RevUE de la conférence de Lola Avril proposée par Nils Acker-Menu
Conférence de Lola Avril (CNRS / Paris 1 Panthéon-Sorbonne) « L’État régulateur européen au prisme de ses relations avec les acteurs privés »
Ce 10 mars 2025, Lola Avril a présenté une conférence sur l’évolution de l’État régulateur européen à travers ses relations avec les acteurs privés. L’intervenante s’est interrogée sur le « backlash » actuel contre les politiques de régulation de l’Union européenne, qu’elle relie à plusieurs facteurs : la montée de l’extrême droite en Europe, les pressions géopolitiques et l’influence croissante du lobbying du secteur privé dans l’élaboration des politiques européennes. C’est ce dernier point que la conférencière développe par une approche de sociologie politique inspirée du concept de « gouvernementalité ». Michel Foucault le définit comme un « ensemble constitué par les institutions, les procédures, analyses et réflexions, les calculs et les tactiques qui permettent d’exercer [… le] pouvoir ». La thèse centrale de la conférence est que l’intégration européenne a connu trois formes gouvernementalité à travers les relations entre institutions publiques et entreprises privées.
La première est l’État administratif, dans les années 1960, mis en place à l’époque de la Communauté Européenne du Charbon et de l’Acier (CECA). À ce moment-là, il n’y pas encore d’intermédiaires, ce qui signifie que les contacts entre la Commission européenne et les entreprises sont directs. Encore peu développée, l’administration européenne s’appuie sur l’expertise externe. Un exemple de cette période est le règlement de 1962, qui interdit les ententes sur les prix entre entreprises. C’est ici un premier pas vers une politique européenne de la concurrence. Ainsi, la Commission se dote d’un pouvoir d’enquête et de sanction, tandis que les entreprises disposent d’un recours devant la Cour de justice de l’Union Européenne (CJUE).

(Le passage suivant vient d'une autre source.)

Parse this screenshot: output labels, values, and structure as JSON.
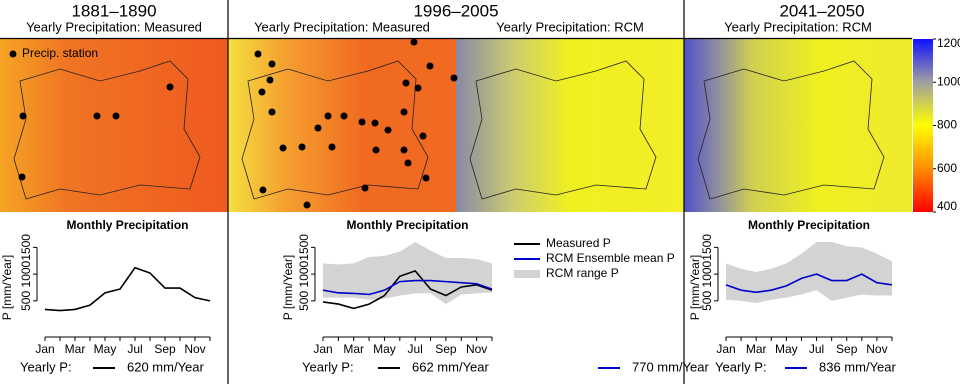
{
  "panels": [
    {
      "period": "1881–1890",
      "maps": [
        {
          "subtitle": "Yearly Precipitation: Measured"
        }
      ]
    },
    {
      "period": "1996–2005",
      "maps": [
        {
          "subtitle": "Yearly Precipitation: Measured"
        },
        {
          "subtitle": "Yearly Precipitation: RCM"
        }
      ]
    },
    {
      "period": "2041–2050",
      "maps": [
        {
          "subtitle": "Yearly Precipitation: RCM"
        }
      ]
    }
  ],
  "map_legend": "Precip. station",
  "colorbar": {
    "lim": [
      400,
      1200
    ],
    "ticks": [
      400,
      600,
      800,
      1000,
      1200
    ],
    "colors": [
      "#ff0000",
      "#ff8c00",
      "#ffff00",
      "#a0a0a0",
      "#1010ff"
    ]
  },
  "chart_data": [
    {
      "type": "line",
      "title": "Monthly Precipitation",
      "ylabel": "P [mm/Year]",
      "footer_label": "Yearly P:",
      "categories": [
        "Jan",
        null,
        "Mar",
        null,
        "May",
        null,
        "Jul",
        null,
        "Sep",
        null,
        "Nov",
        null
      ],
      "ylim": [
        -100,
        1600
      ],
      "yticks": [
        500,
        1000,
        1500
      ],
      "series": [
        {
          "color": "#000000",
          "yearly_label": "620 mm/Year",
          "values": [
            340,
            320,
            340,
            420,
            650,
            720,
            1120,
            1020,
            740,
            740,
            560,
            500
          ]
        }
      ]
    },
    {
      "type": "line",
      "title": "Monthly Precipitation",
      "ylabel": "P [mm/Year]",
      "footer_label": "Yearly P:",
      "categories": [
        "Jan",
        null,
        "Mar",
        null,
        "May",
        null,
        "Jul",
        null,
        "Sep",
        null,
        "Nov",
        null
      ],
      "ylim": [
        -100,
        1600
      ],
      "yticks": [
        500,
        1000,
        1500
      ],
      "range": {
        "name": "RCM range P",
        "color": "#d3d3d3",
        "lower": [
          560,
          560,
          560,
          520,
          540,
          600,
          640,
          640,
          440,
          620,
          640,
          660
        ],
        "upper": [
          1200,
          1180,
          1200,
          1320,
          1340,
          1420,
          1600,
          1440,
          1300,
          1300,
          1280,
          1200
        ]
      },
      "series": [
        {
          "name": "Measured P",
          "color": "#000000",
          "yearly_label": "662 mm/Year",
          "values": [
            480,
            440,
            360,
            440,
            600,
            960,
            1060,
            720,
            600,
            760,
            800,
            700
          ]
        },
        {
          "name": "RCM Ensemble mean P",
          "color": "#0000cc",
          "yearly_label": "770 mm/Year",
          "values": [
            700,
            650,
            640,
            620,
            700,
            860,
            880,
            880,
            860,
            840,
            820,
            720
          ]
        }
      ]
    },
    {
      "type": "line",
      "title": "Monthly Precipitation",
      "ylabel": "P [mm/Year]",
      "footer_label": "Yearly P:",
      "categories": [
        "Jan",
        null,
        "Mar",
        null,
        "May",
        null,
        "Jul",
        null,
        "Sep",
        null,
        "Nov",
        null
      ],
      "ylim": [
        -100,
        1600
      ],
      "yticks": [
        500,
        1000,
        1500
      ],
      "range": {
        "color": "#d3d3d3",
        "lower": [
          520,
          500,
          460,
          520,
          560,
          620,
          700,
          500,
          560,
          620,
          600,
          600
        ],
        "upper": [
          1200,
          1100,
          1040,
          1100,
          1200,
          1380,
          1600,
          1600,
          1520,
          1500,
          1380,
          1240
        ]
      },
      "series": [
        {
          "color": "#0000cc",
          "yearly_label": "836 mm/Year",
          "values": [
            800,
            700,
            660,
            700,
            780,
            920,
            1000,
            880,
            880,
            1000,
            840,
            800
          ]
        }
      ]
    }
  ]
}
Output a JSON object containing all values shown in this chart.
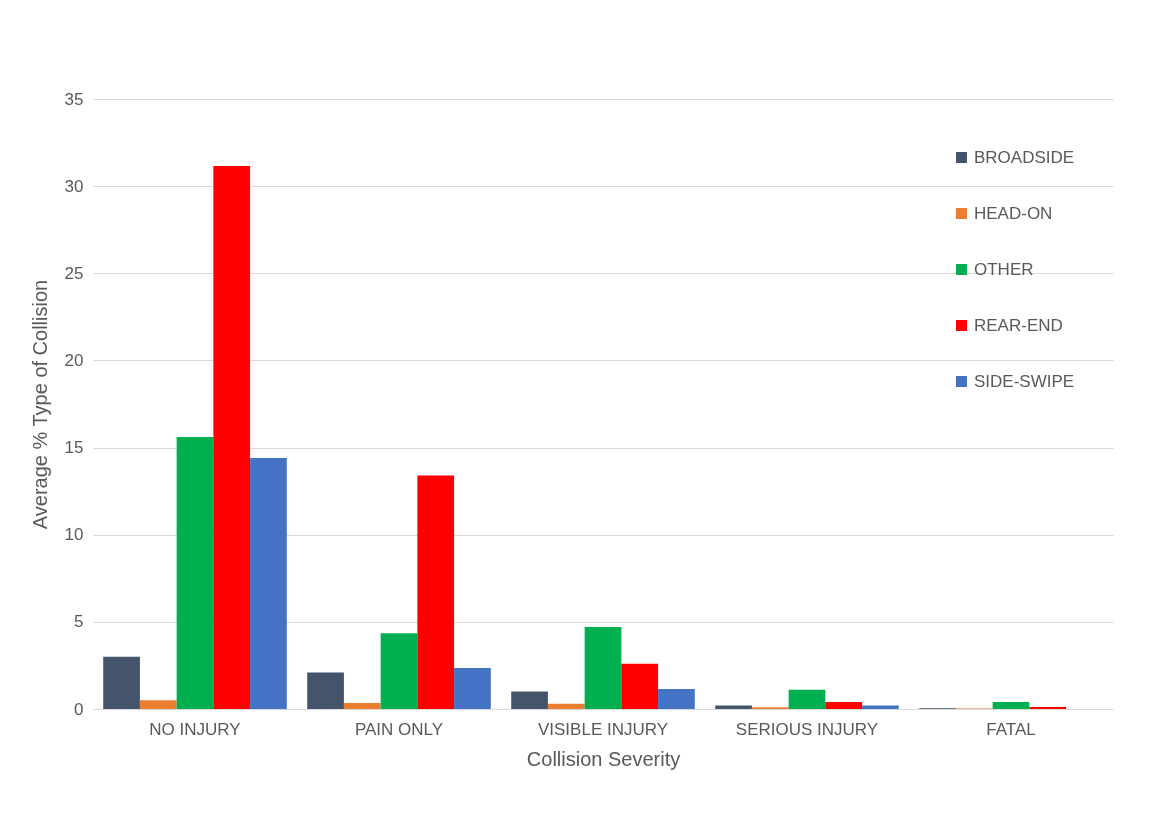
{
  "chart_data": {
    "type": "bar",
    "xlabel": "Collision Severity",
    "ylabel": "Average % Type of Collision",
    "categories": [
      "NO INJURY",
      "PAIN ONLY",
      "VISIBLE INJURY",
      "SERIOUS INJURY",
      "FATAL"
    ],
    "series": [
      {
        "name": "BROADSIDE",
        "color": "#44546a",
        "values": [
          3.0,
          2.1,
          1.0,
          0.2,
          0.05
        ]
      },
      {
        "name": "HEAD-ON",
        "color": "#ed7d31",
        "values": [
          0.5,
          0.35,
          0.3,
          0.1,
          0.03
        ]
      },
      {
        "name": "OTHER",
        "color": "#00b050",
        "values": [
          15.6,
          4.35,
          4.7,
          1.1,
          0.4
        ]
      },
      {
        "name": "REAR-END",
        "color": "#ff0000",
        "values": [
          31.15,
          13.4,
          2.6,
          0.4,
          0.12
        ]
      },
      {
        "name": "SIDE-SWIPE",
        "color": "#4472c4",
        "values": [
          14.4,
          2.35,
          1.15,
          0.2,
          0
        ]
      }
    ],
    "ylim": [
      0,
      35
    ],
    "yticks": [
      0,
      5,
      10,
      15,
      20,
      25,
      30,
      35
    ],
    "grid": "y",
    "legend": "top right"
  }
}
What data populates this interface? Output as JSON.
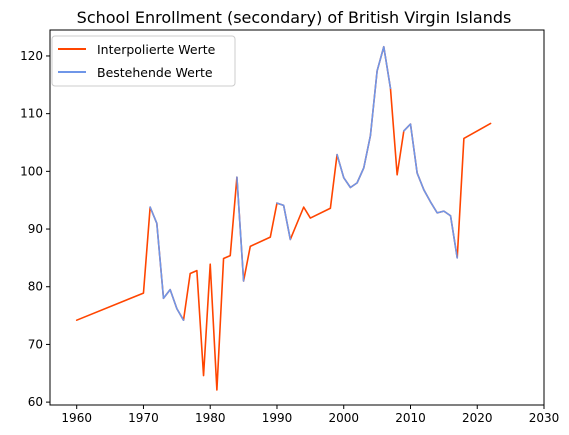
{
  "chart_data": {
    "type": "line",
    "title": "School Enrollment (secondary) of British Virgin Islands",
    "xlabel": "",
    "ylabel": "",
    "xlim": [
      1956,
      2030
    ],
    "ylim": [
      59.5,
      124.5
    ],
    "x_ticks": [
      1960,
      1970,
      1980,
      1990,
      2000,
      2010,
      2020,
      2030
    ],
    "y_ticks": [
      60,
      70,
      80,
      90,
      100,
      110,
      120
    ],
    "grid": false,
    "legend_position": "top-left",
    "series": [
      {
        "name": "Interpolierte Werte",
        "color": "#ff4500",
        "points": [
          [
            1960,
            74.2
          ],
          [
            1970,
            78.9
          ],
          [
            1971,
            93.8
          ],
          [
            1972,
            91.0
          ],
          [
            1973,
            78.0
          ],
          [
            1974,
            79.5
          ],
          [
            1975,
            76.2
          ],
          [
            1976,
            74.2
          ],
          [
            1977,
            82.3
          ],
          [
            1978,
            82.8
          ],
          [
            1979,
            64.6
          ],
          [
            1980,
            83.9
          ],
          [
            1981,
            62.1
          ],
          [
            1982,
            84.9
          ],
          [
            1983,
            85.4
          ],
          [
            1984,
            99.0
          ],
          [
            1985,
            81.0
          ],
          [
            1986,
            87.0
          ],
          [
            1989,
            88.6
          ],
          [
            1990,
            94.5
          ],
          [
            1991,
            94.1
          ],
          [
            1992,
            88.2
          ],
          [
            1994,
            93.8
          ],
          [
            1995,
            91.9
          ],
          [
            1998,
            93.6
          ],
          [
            1999,
            102.9
          ],
          [
            2000,
            98.9
          ],
          [
            2001,
            97.2
          ],
          [
            2002,
            98.0
          ],
          [
            2003,
            100.6
          ],
          [
            2004,
            106.2
          ],
          [
            2005,
            117.4
          ],
          [
            2006,
            121.6
          ],
          [
            2007,
            114.4
          ],
          [
            2008,
            99.4
          ],
          [
            2009,
            107.0
          ],
          [
            2010,
            108.2
          ],
          [
            2011,
            99.7
          ],
          [
            2012,
            96.8
          ],
          [
            2013,
            94.7
          ],
          [
            2014,
            92.8
          ],
          [
            2015,
            93.1
          ],
          [
            2016,
            92.3
          ],
          [
            2017,
            85.0
          ],
          [
            2018,
            105.7
          ],
          [
            2022,
            108.3
          ]
        ]
      },
      {
        "name": "Bestehende Werte",
        "color": "#6f96e8",
        "segments": [
          [
            [
              1971,
              93.8
            ],
            [
              1972,
              91.0
            ],
            [
              1973,
              78.0
            ],
            [
              1974,
              79.5
            ],
            [
              1975,
              76.2
            ],
            [
              1976,
              74.2
            ]
          ],
          [
            [
              1984,
              99.0
            ],
            [
              1985,
              81.0
            ]
          ],
          [
            [
              1990,
              94.5
            ],
            [
              1991,
              94.1
            ],
            [
              1992,
              88.2
            ]
          ],
          [
            [
              1999,
              102.9
            ],
            [
              2000,
              98.9
            ],
            [
              2001,
              97.2
            ],
            [
              2002,
              98.0
            ],
            [
              2003,
              100.6
            ],
            [
              2004,
              106.2
            ],
            [
              2005,
              117.4
            ],
            [
              2006,
              121.6
            ],
            [
              2007,
              114.4
            ]
          ],
          [
            [
              2009,
              107.0
            ],
            [
              2010,
              108.2
            ],
            [
              2011,
              99.7
            ],
            [
              2012,
              96.8
            ],
            [
              2013,
              94.7
            ],
            [
              2014,
              92.8
            ],
            [
              2015,
              93.1
            ],
            [
              2016,
              92.3
            ],
            [
              2017,
              85.0
            ]
          ]
        ]
      }
    ]
  }
}
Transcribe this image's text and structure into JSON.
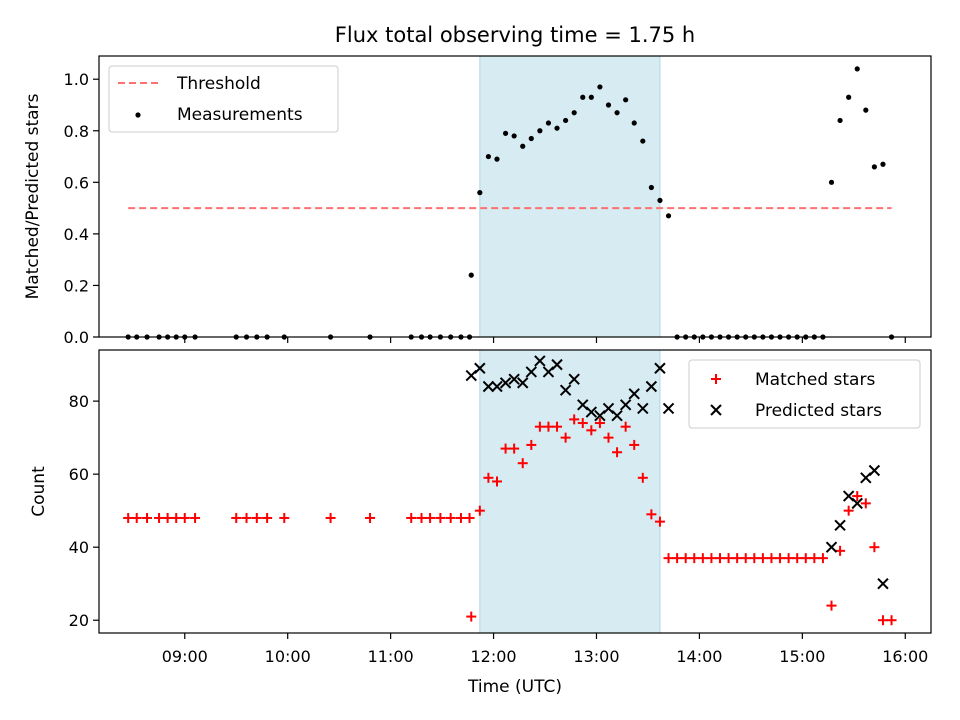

Les années 1970-80 sont marquées par l’apparition de l’État régulateur. La principale évolution est la judiciarisation dont les avocats font usage, en devenant eux-mêmes des acteurs de premier plan dans le droit de la concurrence. Les avocats et l’Etat sont liés par un véritable processus de co-construction. En conséquence, la Commission européenne s’inquiète de la légitimité de ses décisions. Par la judiciarisation, c’est-à-dire la transformation des relations entre entreprises et institutions européennes en procédures de plus en plus judiciaires dans la forme, les avocats deviennent incontournables. Un arrêt de 1982 reconnaît d’ailleurs le secret professionnel entre les entreprises et leurs avocats, ce qui vient alors consolider la position des « regulatory lawyers », qui obtiennent le monopole de la médiation entre entreprises et administration européenne.
Enfin, depuis les années 1990, on observe l’émergence d’un État dit post-régulateur. Celui-ci est caractérisé par une « agencification » et un tournant participatif dans la gouvernance, qui confirment de nouveaux modes d’interaction avec les acteurs privés. Les cabinets de lobbying et les groupes d’intérêts concurrencent désormais les avocats en tant qu’intermédiaires. D’un autre côté, les institutions adoptent des politiques de transparence pour répondre au déficit démocratique de l’Union Européenne, mais l’expertise connaît une managérialisation et une externalisation croissante. Cette même transparence est questionnée par la notion de « revolving doors », sujet de débats aujourd’hui ; le passage de hauts fonctionnaires des institutions européennes vers des activités de lobbying pose une question éthique.